02.05.07

Farmhouse Pork and Green Peppers, Gai Lan in Ginger Sauce

Posted in Breath of a Wok, Cantonese cuisine, Chinese cookbooks, Hunan cuisine, Revolutionary Chinese Cooking, cooking, kitchen learning at 10:10 pm by Hanne Blank

Wow, that makes a really satisfying dinner.

Tonight I used two cookbooks, Breath of a Wok and Fuchsia Dunlop’s Revolutionary Chinese Cookbook: Recipes from Hunan Province (hereafter RCC).  The pattern we’ve been using, of two dishes to a meal for two people, with one of them being a meat-inclusive dish and the other being a vegetable-only dish, has been working out very well for us and even for our needs in terms of leftovers for lunches and so on.  I knew I wanted to try the pork dish, since both my belovedary and I adore black beans, and since Dunlop characterizes the dish in question, Farmhouse Pork and Green Peppers (RCC p. 85) as being one of the homestyle classics of Hunan cuisine.  Hard to go wrong with something so beloved, I figure.

I needed a strong, stand-alone vegetable dish to stand up to the pork and peppers. Gai lan, sometimes called “Chinese broccoli” but really a lot closer to rapini — eaten primarily for its stems and leaves, rather than the buds or flowers as with regular broccoli — seemed like the perfect thing, and since I had the Hong Kong style gai lan recipe (BoaW p. 140) in the list of recipes I’d shopped for over the weekend, I fired it up, with (I confess) a little extra ginger for the joy that’s in it.

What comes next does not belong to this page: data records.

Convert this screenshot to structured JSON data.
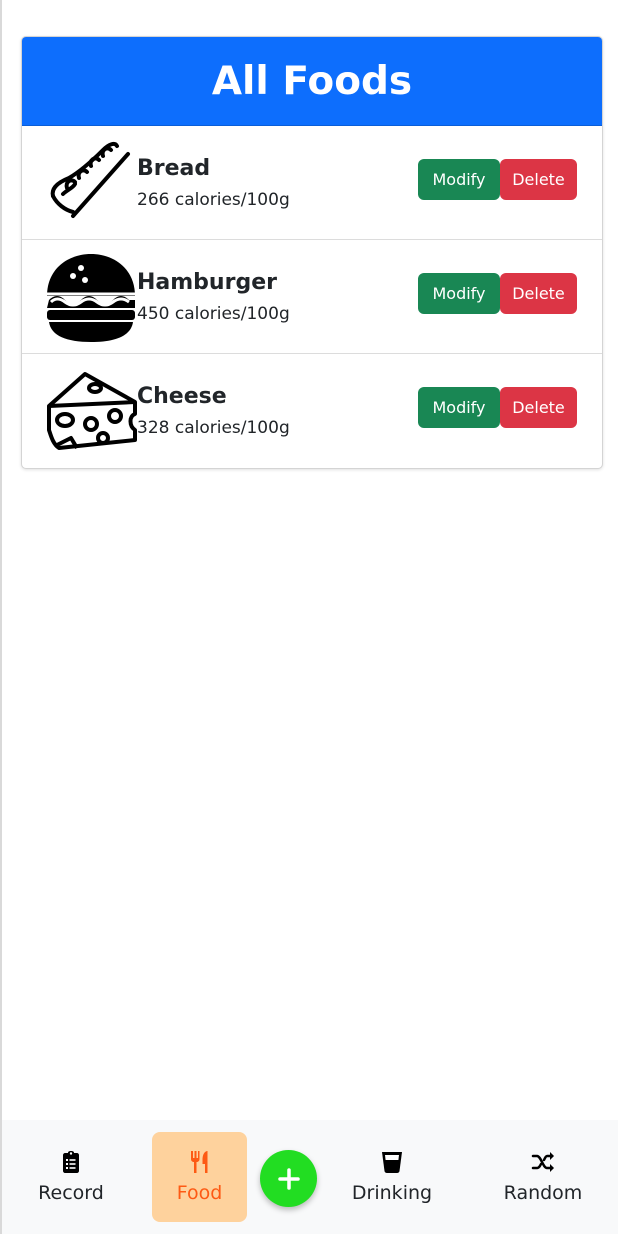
{
  "header": {
    "title": "All Foods"
  },
  "foods": [
    {
      "name": "Bread",
      "calories": "266 calories/100g",
      "icon": "bread-icon",
      "modify_label": "Modify",
      "delete_label": "Delete"
    },
    {
      "name": "Hamburger",
      "calories": "450 calories/100g",
      "icon": "hamburger-icon",
      "modify_label": "Modify",
      "delete_label": "Delete"
    },
    {
      "name": "Cheese",
      "calories": "328 calories/100g",
      "icon": "cheese-icon",
      "modify_label": "Modify",
      "delete_label": "Delete"
    }
  ],
  "nav": {
    "items": [
      {
        "label": "Record",
        "icon": "clipboard-icon"
      },
      {
        "label": "Food",
        "icon": "utensils-icon",
        "active": true
      },
      {
        "label": "Drinking",
        "icon": "glass-icon"
      },
      {
        "label": "Random",
        "icon": "shuffle-icon"
      }
    ],
    "add_icon": "plus-icon"
  },
  "colors": {
    "primary": "#0d6efd",
    "modify": "#198754",
    "delete": "#dc3545",
    "nav_active_bg": "#fed29d",
    "nav_active_text": "#fd5a14",
    "fab": "#22dd22"
  }
}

It was a good pairing, the astringency and mild bitterness of the greens cutting the unctuousness of the pork perfectly.  Watercress with garlic would’ve been another nice option for the same reason.  The pork and peppers is deservedly well-loved.  It’s rich, but not overly so, with the small quantity of pork belly providing moments of melting savory fattiness (with just a hint of bacony crunch) among the languid, sweet just-cooked-enough peppers and the nice lean pork loin I used for the main portion of the meat for the recipe.  And oh, man, the black beans!  The preparation was a far cry from the usual Cantonese mode of using them mashed into a paste for sauce, and it is really out of this world if you like black beans (but might, I caution, be a little offputting if you weren’t prepared for them or didn’t like them).

We’ll definitely be making this one again.  Chances are good I will also try it with other meats.  I think it’d be swell with turkey.  And, in another direction, with shrimp.